Does Programming equal Refactoring?

1 minute read

This infographics presents how TCR increases the share of refactoring in TDD. But Refactoring is already most of our daily work! We’d better learn it seriously.

Drawing of the TDD Red-Green-Refactor loop along the TCR loop. In the TCR loop, Red is reduced to a dot, green is small, but Refactor takes 95% of the circle.
By Philippe Bourgau, under CC BY-SA 4.0, high resolution image

TCR stands for test && commit || revert. It started as an experiment by Kent Beck. It’s a script that automatically commits or reverts whether the tests pass or fail.

TCR is the ‘natural’ evolution of TDD. Kent Beck has been arguing for a long time to

Make the change easy, then make the change

When you follow this mantra, even without TCR, most of your work becomes refactoring.

Why refactoring?

Programmers, especially juniors, often shun refactoring. We are afraid of Legacy code. We tend to look for greenfield projects, to avoid refactoring other people’s code.

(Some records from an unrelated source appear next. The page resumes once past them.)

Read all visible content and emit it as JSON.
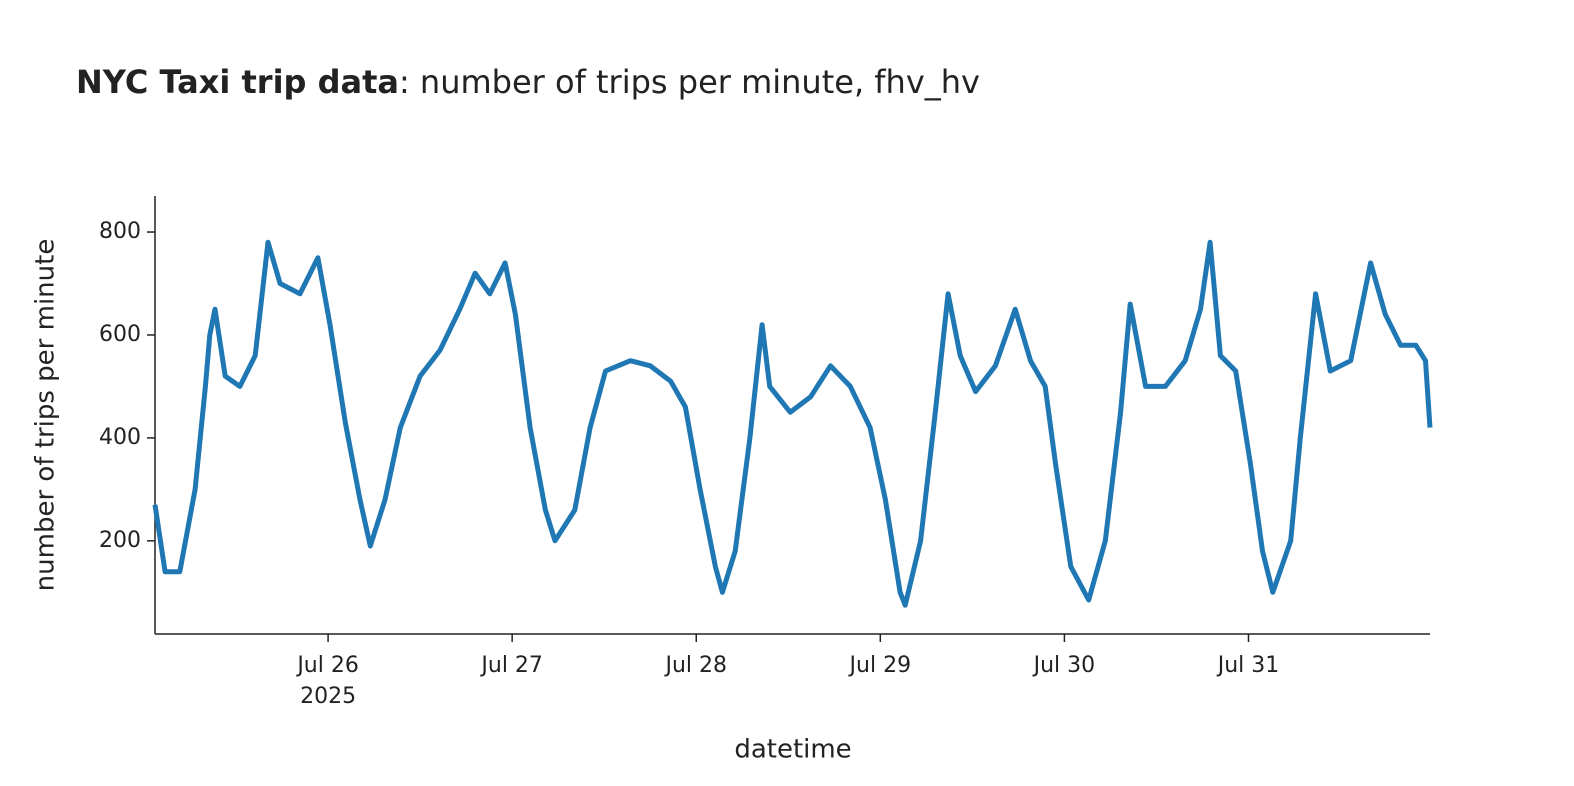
{
  "chart_data": {
    "type": "line",
    "title": "NYC Taxi trip data",
    "title_suffix": ": number of trips per minute, fhv_hv",
    "x_label": "datetime",
    "y_label": "number of trips per minute",
    "x": [
      "2025-07-25 01:26",
      "2025-07-25 02:45",
      "2025-07-25 04:40",
      "2025-07-25 06:40",
      "2025-07-25 08:00",
      "2025-07-25 08:35",
      "2025-07-25 09:15",
      "2025-07-25 10:35",
      "2025-07-25 12:30",
      "2025-07-25 14:30",
      "2025-07-25 16:10",
      "2025-07-25 17:45",
      "2025-07-25 20:20",
      "2025-07-25 22:40",
      "2025-07-26 00:15",
      "2025-07-26 02:15",
      "2025-07-26 04:10",
      "2025-07-26 05:30",
      "2025-07-26 07:25",
      "2025-07-26 09:25",
      "2025-07-26 12:00",
      "2025-07-26 14:35",
      "2025-07-26 17:10",
      "2025-07-26 19:10",
      "2025-07-26 21:05",
      "2025-07-26 23:05",
      "2025-07-27 00:25",
      "2025-07-27 02:20",
      "2025-07-27 04:20",
      "2025-07-27 05:35",
      "2025-07-27 08:10",
      "2025-07-27 10:10",
      "2025-07-27 12:10",
      "2025-07-27 15:25",
      "2025-07-27 18:00",
      "2025-07-27 20:40",
      "2025-07-27 22:35",
      "2025-07-28 00:30",
      "2025-07-28 02:30",
      "2025-07-28 03:25",
      "2025-07-28 05:05",
      "2025-07-28 07:00",
      "2025-07-28 08:35",
      "2025-07-28 09:35",
      "2025-07-28 12:15",
      "2025-07-28 14:55",
      "2025-07-28 17:30",
      "2025-07-28 20:05",
      "2025-07-28 22:40",
      "2025-07-29 00:40",
      "2025-07-29 02:35",
      "2025-07-29 03:15",
      "2025-07-29 05:15",
      "2025-07-29 07:10",
      "2025-07-29 08:50",
      "2025-07-29 10:25",
      "2025-07-29 12:25",
      "2025-07-29 15:00",
      "2025-07-29 17:35",
      "2025-07-29 19:35",
      "2025-07-29 21:30",
      "2025-07-29 22:50",
      "2025-07-30 00:50",
      "2025-07-30 03:10",
      "2025-07-30 05:20",
      "2025-07-30 07:20",
      "2025-07-30 08:35",
      "2025-07-30 10:35",
      "2025-07-30 13:10",
      "2025-07-30 15:45",
      "2025-07-30 17:45",
      "2025-07-30 19:00",
      "2025-07-30 20:20",
      "2025-07-30 22:20",
      "2025-07-31 00:15",
      "2025-07-31 01:50",
      "2025-07-31 03:10",
      "2025-07-31 05:30",
      "2025-07-31 06:45",
      "2025-07-31 08:45",
      "2025-07-31 10:40",
      "2025-07-31 13:20",
      "2025-07-31 15:55",
      "2025-07-31 17:50",
      "2025-07-31 19:50",
      "2025-07-31 21:50",
      "2025-07-31 23:05",
      "2025-07-31 23:40"
    ],
    "values": [
      270,
      140,
      140,
      300,
      500,
      600,
      650,
      520,
      500,
      560,
      780,
      700,
      680,
      750,
      620,
      430,
      280,
      190,
      280,
      420,
      520,
      570,
      650,
      720,
      680,
      740,
      640,
      420,
      260,
      200,
      260,
      420,
      530,
      550,
      540,
      510,
      460,
      300,
      150,
      100,
      180,
      400,
      620,
      500,
      450,
      480,
      540,
      500,
      420,
      280,
      100,
      75,
      200,
      450,
      680,
      560,
      490,
      540,
      650,
      550,
      500,
      350,
      150,
      85,
      200,
      450,
      660,
      500,
      500,
      550,
      650,
      780,
      560,
      530,
      350,
      180,
      100,
      200,
      400,
      680,
      530,
      550,
      740,
      640,
      580,
      580,
      550,
      420
    ],
    "color": "#1f77b4",
    "xlim": [
      "2025-07-25 01:26",
      "2025-07-31 23:40"
    ],
    "xticks": [
      {
        "value": "2025-07-26",
        "label": "Jul 26"
      },
      {
        "value": "2025-07-27",
        "label": "Jul 27"
      },
      {
        "value": "2025-07-28",
        "label": "Jul 28"
      },
      {
        "value": "2025-07-29",
        "label": "Jul 29"
      },
      {
        "value": "2025-07-30",
        "label": "Jul 30"
      },
      {
        "value": "2025-07-31",
        "label": "Jul 31"
      }
    ],
    "x_year_label": "2025",
    "ylim": [
      19,
      870
    ],
    "yticks": [
      200,
      400,
      600,
      800
    ],
    "grid": false
  }
}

Done well, I actually find Refactoring pretty rewarding. I know I’m making the lives of my teammates easier every time I improve a line of code. When all the team does it, it creates a sustainable pace, which dribbles down on all aspects of our lives.

Start now!

We can learn TDD refactoring techniques, like any skill. Reading a few books and starting a coding dojo will get you on good tracks.